Currently, Rosenberger is developing a project that will use elements including electroencephalogram (EEG) scans of her own brain to create multisensory installations. In preliminary research, she has been drawn to architectural shapes generated by interactive visualization tools. Some of these resemble organic forms found in nature or in experimental architecture.

“I also want to find ways to make my installations interactive, so that the responses of visitors influence the environments,” said Rosenberger, who is no stranger to the intersection of music and technology since several of her earlier works have utilized scientific elements.

Although Rosenberger’s compositions are sometimes performed in concert halls, she often chooses architectural spaces. Her interactive sound and video installation VIVA VOCE was presented in subterranean vaults at the Reservoir in Berlin-Prenzlauer Berg, Germany. Meanwhile, the nocturnal performance “madrigali notturni” premiered at the Arne-Jacobsen-Foyer, a two-story glass construction divided by a suspended gallery at the Herrenhausen Castle in Hanover, Germany. Singers’ voices echoed in reverberant spaces as they carried candles and moved through colored pools of light. At various points, confetti floated down to produce glittering clouds and flurries of sound.

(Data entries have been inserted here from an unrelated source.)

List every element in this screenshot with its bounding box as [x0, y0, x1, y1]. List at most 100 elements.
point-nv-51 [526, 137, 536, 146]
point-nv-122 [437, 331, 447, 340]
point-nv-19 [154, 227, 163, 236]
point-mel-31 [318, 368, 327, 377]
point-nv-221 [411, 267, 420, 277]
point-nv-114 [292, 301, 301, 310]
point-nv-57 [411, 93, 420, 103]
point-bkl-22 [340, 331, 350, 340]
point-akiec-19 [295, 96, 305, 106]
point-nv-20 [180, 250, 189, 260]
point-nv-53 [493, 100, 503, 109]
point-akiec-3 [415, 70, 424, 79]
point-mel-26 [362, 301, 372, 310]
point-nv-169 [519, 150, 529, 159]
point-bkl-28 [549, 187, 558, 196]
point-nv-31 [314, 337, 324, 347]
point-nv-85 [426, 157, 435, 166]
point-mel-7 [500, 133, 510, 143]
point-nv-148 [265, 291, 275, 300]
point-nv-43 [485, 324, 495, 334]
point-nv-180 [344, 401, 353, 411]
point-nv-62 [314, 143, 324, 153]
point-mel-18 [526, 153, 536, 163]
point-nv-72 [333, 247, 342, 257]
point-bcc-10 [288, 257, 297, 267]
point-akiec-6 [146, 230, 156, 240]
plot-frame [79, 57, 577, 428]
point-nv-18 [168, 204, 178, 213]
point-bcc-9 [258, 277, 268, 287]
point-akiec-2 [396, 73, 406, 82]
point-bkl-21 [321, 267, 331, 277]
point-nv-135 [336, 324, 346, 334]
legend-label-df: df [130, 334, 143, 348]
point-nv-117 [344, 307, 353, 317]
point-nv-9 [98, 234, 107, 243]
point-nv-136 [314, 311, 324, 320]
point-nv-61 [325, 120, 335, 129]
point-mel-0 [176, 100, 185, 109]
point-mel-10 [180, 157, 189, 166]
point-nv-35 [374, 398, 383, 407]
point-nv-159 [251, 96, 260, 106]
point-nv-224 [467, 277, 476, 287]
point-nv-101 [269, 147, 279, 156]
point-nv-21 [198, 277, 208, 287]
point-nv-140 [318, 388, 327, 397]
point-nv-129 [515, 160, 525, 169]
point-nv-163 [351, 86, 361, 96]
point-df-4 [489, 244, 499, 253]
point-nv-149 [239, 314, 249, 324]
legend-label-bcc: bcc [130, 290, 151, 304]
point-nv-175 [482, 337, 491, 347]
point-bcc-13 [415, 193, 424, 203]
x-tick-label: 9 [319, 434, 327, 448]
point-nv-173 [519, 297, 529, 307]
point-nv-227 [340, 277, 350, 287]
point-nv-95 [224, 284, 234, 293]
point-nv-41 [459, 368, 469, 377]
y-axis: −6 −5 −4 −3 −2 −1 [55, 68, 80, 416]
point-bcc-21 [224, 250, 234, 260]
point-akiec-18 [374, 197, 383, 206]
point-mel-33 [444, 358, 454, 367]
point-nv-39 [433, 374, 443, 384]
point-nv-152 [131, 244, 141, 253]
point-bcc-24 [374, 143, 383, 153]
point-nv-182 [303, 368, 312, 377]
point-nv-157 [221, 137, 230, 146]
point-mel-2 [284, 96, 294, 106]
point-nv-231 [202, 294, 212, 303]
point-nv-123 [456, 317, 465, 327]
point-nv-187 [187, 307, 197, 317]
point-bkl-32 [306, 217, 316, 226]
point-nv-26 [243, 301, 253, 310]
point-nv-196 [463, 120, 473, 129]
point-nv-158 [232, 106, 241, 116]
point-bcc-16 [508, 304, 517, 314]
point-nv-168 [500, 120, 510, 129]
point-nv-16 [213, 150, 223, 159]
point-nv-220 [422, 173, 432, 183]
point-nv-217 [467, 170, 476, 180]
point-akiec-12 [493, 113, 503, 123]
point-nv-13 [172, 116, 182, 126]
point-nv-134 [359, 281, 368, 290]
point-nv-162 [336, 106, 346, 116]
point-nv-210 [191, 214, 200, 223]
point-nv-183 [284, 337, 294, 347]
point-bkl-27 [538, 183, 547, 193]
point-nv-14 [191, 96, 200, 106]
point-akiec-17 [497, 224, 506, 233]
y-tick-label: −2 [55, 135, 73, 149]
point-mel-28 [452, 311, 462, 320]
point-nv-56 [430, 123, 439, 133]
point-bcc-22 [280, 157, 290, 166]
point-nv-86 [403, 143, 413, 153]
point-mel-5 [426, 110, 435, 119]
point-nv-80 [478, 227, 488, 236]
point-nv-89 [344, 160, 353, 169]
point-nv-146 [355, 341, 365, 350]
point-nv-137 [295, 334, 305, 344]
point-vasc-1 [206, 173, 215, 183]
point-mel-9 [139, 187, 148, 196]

Rosenberger grew up in Switzerland playing piano, singing and composing short pieces. She studied jazz at the Berklee College of Music in Boston and filmmaking at the Massachusetts College of Art and Design. Subsequently she attended Columbia University, where she earned a Doctor of Musical Arts degree in 2008, and joined UC San Diego’s music faculty the same year.

The new appointment is not Rosenberger’s first project with the Qualcomm Institute. Since 2010, she has participated in workshops, artist discussions and worked with visiting teams of computer music and sound technicians at the institute. The two-year appointment is also not her first residency. In 2012, she was composer-in-residence at the Institute for Computer Music and Sound Technology/ZHdK, Zurich, Switzerland; in 2007, at the Centre National de Création Musicale (GMEM) in Marseille; and in 2005, with France’s Orchestre de Nimes.